There is no such thing as "pushing the reader away." Either the substance of the argument is correct or it is not. Here, the appellant had no standing. That was clear. Had the appellant been correct, no matter how offensive his brief, the court would have had no basis to rule against him. Like it or not, the foundation of our legal system is rooted in Western Civilization, which in turn rests on logos. Relying on "credibility" or "emotion" is entirely improper and dangerous.
And if judges had a different human nature from everyone else, that would be a good point.
Being indisputably correct is certainly the best position for a lawyer to be in. And I agree that it's unlikely that editing could have saved this claim. But many legal questions don't have a clear answer, and for better or worse many arguments are not assessed on substance alone. Moreover, there are situations where there is no "correct" answer, and the judge has wide discretion over how to rule. One such situation is when to what extent to impose sanctions or attorneys fees for bad conduct—a scenario that this particular lawyer may want to be especially sensitive to, given his history.
A quick search about the attorney involved reveals that this should not be unexpected.
Oh, my, yes:
https://www.tbpr.org/attorneys/EC13897D-3EB2-E411-80D5-0050568F14C6
I’m glad to see that in the time I’ve been a lawyer the profession (including judges) have moved more toward my way of doing things. Lay out the facts (though of course in a way that favors your side) and hold off on the purple rhetoric. In the early days this attitude worked against me. A good lawyer was a verbal flamethrower who played dominance games with his adversary like two middle school bullies at recess.
This is super tangential, but is anyone else bothered by the "cleaned up" parenthetical Judge Thapar uses? I'm highly suspicious of any altered quote, and not leaving any hint to the reader as to what you've changed seems like bad form to me. If the quote is so unusable that you don't have room to explain how you altered it, that's a sign that it's either a bad quote or you're torturing your precedent to say something it really doesn't. (not asserting that's what the judge did here, I just don't like his bluebooking). Is this a common parenthetical in the Sixth Circuit and I'm just not familiar with a local quirk?
Cleaned up is a relatively new signal, and it does not allow changes to substance. Only to things like quotes, brackets, ellipses, etc.
See this article for an explanation of its origins from its inventor.

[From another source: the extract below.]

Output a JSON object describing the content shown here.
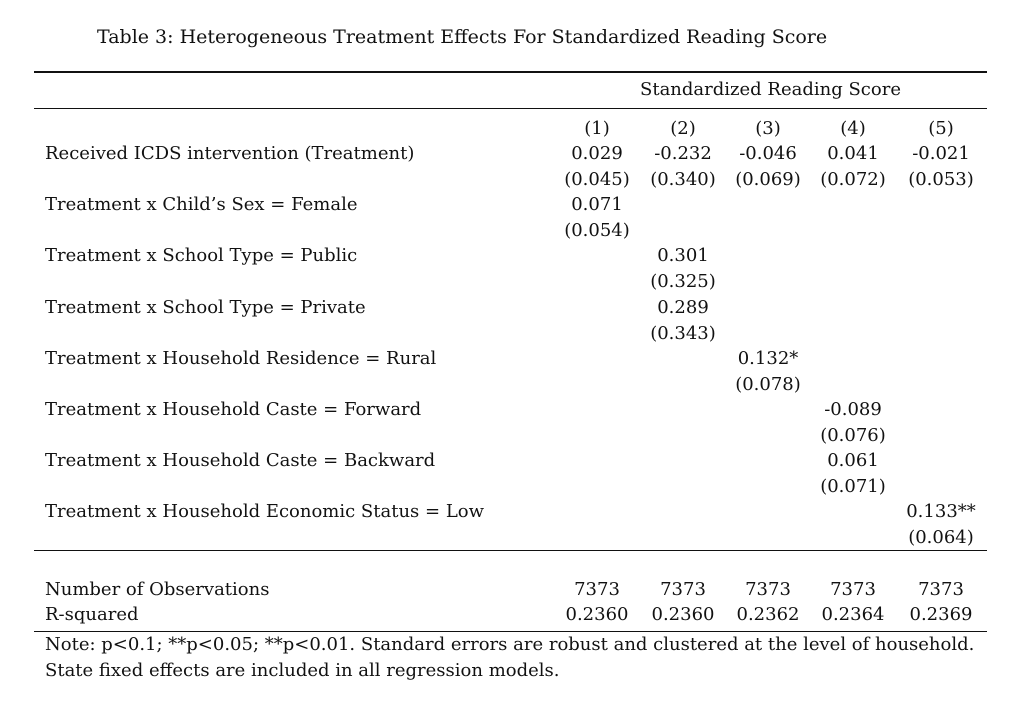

I've cleaned up quotes for years. If a court is quoting another court, even if only occasional words and with brackets adding connecting words or a change to lower-case, that entire sentence becomes the new court's sentence, and when citing that sentence, no bracketing or citation is needed, unless you want to point it out.
I just wonder which law school trained the author of the offending brief. If the ABA's accreditation committee was doing its job, it would actually be trying to find out.